Jeff Judy

Jeff's Thoughts - February 16 , 2011

Threat? Opportunity? Irrelevant?

If you pay the least attention to business and economic news these days, there's one word that you cannot avoid:


Countless commentators have shared their prognostications about China's future. Some are convinced we are doomed to play second fiddle to the Chinese economy. Others see China as the next great opportunity, a huge market for American products and services.

The real danger? Seeing the whole issue of exports and the international economy as irrelevant to your bank. If you work with many local, smaller businesses, you may yawn and skip over these discussions in your newspaper because you don't think they have much impact on you and your customers.

When it comes to offering international banking services for your customers, even your smaller ones, there are two things you need to know:

  1. You can do it, and
  2. You should do it.

I don't have the space here to explain the how, but there are plenty of resources available to acquire the needed skills. And if you don't want to develop expertise in letters of credit and similar instruments in-house, you can work with other banks to bring these services to your customers.

Why should you offer international banking? Naturally, there are some opportunities for fee income there. But even if you merely break even on the international services you offer, the strengthening of your customer relationpships can be well worth your while.

Do you really have to tell your small-business customers, "We don't know how to work internationally, you will have to find someone else"? Why invite another bank to do this kind of business with your customer? The relatively small effort it takes to provide international services can amply repay you simply by retaining customers, removing the need for them to start working with another bank.

"But we serve small local businesses that are not going to export products internationally," you say? Look again! There are opportunities for small businesses in just about any size community, and you should be helping your customers find those opportunities.

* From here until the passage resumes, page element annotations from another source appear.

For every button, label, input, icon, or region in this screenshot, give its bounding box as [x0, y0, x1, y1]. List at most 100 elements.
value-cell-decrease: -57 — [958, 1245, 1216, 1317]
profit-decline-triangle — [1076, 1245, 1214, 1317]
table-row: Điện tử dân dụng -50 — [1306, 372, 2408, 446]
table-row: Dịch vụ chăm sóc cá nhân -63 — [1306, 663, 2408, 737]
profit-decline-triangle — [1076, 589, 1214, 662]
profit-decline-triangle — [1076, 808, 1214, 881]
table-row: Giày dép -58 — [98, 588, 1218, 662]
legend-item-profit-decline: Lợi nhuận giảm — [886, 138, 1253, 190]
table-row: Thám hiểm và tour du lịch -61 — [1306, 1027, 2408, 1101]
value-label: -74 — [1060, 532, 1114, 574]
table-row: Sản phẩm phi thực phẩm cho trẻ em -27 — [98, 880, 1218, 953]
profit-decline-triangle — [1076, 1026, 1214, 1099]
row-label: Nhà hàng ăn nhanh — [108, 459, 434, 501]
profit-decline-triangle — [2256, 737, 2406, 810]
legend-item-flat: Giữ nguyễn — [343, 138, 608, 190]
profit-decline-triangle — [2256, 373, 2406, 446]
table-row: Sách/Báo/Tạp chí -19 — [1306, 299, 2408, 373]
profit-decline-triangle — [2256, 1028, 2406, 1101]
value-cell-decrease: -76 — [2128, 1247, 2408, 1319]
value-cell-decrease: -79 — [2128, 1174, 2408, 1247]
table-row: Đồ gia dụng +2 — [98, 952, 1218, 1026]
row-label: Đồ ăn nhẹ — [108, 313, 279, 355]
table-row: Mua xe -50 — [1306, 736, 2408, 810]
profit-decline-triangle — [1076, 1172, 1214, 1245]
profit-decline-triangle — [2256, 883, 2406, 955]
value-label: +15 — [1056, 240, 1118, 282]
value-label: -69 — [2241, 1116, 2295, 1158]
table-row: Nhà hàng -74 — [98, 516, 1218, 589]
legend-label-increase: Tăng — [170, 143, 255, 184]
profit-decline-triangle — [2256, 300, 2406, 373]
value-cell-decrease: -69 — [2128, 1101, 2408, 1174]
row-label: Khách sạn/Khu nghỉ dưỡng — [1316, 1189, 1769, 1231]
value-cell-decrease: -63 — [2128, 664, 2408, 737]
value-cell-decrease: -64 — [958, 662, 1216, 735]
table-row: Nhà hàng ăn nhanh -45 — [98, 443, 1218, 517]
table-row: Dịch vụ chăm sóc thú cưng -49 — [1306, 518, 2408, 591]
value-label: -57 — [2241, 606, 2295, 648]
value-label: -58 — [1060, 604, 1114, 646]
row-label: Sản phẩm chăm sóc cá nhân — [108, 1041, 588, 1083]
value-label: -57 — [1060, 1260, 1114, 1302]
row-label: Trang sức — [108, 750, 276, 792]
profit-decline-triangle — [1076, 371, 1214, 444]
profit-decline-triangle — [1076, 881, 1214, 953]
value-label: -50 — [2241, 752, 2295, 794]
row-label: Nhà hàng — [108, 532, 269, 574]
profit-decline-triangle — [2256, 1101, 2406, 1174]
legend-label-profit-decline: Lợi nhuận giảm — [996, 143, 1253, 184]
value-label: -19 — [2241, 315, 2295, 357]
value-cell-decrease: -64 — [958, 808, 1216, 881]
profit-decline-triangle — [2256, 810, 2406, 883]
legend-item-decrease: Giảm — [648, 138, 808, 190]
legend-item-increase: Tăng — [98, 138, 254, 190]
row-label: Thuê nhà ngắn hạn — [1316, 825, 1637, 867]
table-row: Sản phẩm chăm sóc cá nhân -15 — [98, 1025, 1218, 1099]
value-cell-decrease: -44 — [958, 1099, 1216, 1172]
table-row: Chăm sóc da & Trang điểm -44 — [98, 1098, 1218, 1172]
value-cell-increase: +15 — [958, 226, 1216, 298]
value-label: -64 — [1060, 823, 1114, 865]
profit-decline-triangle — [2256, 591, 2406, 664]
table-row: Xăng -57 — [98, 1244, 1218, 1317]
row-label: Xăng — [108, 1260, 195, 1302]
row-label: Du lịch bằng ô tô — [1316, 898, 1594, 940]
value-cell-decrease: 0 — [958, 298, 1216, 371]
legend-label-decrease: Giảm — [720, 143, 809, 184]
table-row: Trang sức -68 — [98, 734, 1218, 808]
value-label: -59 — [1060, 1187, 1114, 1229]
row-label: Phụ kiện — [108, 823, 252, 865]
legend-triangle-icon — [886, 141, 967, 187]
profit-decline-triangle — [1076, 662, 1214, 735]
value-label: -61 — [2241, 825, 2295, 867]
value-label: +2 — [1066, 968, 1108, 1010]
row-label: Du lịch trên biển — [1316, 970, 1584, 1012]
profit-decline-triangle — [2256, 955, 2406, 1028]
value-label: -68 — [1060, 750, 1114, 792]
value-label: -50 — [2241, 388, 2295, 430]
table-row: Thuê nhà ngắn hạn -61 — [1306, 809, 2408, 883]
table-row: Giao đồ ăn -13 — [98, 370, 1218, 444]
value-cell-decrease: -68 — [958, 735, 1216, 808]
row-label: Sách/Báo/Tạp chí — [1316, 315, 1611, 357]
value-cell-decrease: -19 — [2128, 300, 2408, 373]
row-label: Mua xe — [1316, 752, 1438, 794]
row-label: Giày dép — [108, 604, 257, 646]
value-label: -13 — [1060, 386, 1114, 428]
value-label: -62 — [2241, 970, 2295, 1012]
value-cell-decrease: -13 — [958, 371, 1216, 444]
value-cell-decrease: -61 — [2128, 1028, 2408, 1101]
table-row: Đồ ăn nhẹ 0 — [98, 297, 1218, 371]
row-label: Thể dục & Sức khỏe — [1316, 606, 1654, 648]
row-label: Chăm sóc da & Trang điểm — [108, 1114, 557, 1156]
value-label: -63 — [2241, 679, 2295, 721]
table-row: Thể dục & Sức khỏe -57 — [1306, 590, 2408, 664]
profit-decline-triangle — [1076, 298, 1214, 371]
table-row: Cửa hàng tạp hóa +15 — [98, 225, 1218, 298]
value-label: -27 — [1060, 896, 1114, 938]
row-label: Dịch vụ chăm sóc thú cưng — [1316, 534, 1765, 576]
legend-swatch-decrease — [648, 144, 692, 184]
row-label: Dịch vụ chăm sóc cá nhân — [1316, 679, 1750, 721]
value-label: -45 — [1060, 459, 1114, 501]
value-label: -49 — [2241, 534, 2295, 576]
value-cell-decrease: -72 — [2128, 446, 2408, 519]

After all, you might not think my own state of Minnesota is well positioned for export business. Far from either coast, we are thought of as "fly over land." We share a border with Canada, but it is a wilderness border, not an urban one.

Yet, having started my career in international banking, I can tell you from experience that some smart small businesses in this region have done well on the world market. I remember customers from smaller communities who made most of their revenue from international sales, and who came to the bigger banks to get services because their local community banks did not want to talk about it.

I could mention that, in part because of China's surging economy, export business from Minnesota increased nearly 20% last year, over the previous one. I could tell you about a company in Duluth that makes commercial and home kitchen cutting surfaces, a company that has found customers in 45 countries, even though it only has about 40 employees.

If you are not hearing about businesses in your market that are exporting now, or that could benefit from selling to international markets, it may be because those business owners assume that you do not provide international services.

Embrace international banking, and make sure your local market knows of your interest. The other side of the world is closer than you think, even for your small local business customers, and you should help them reach it.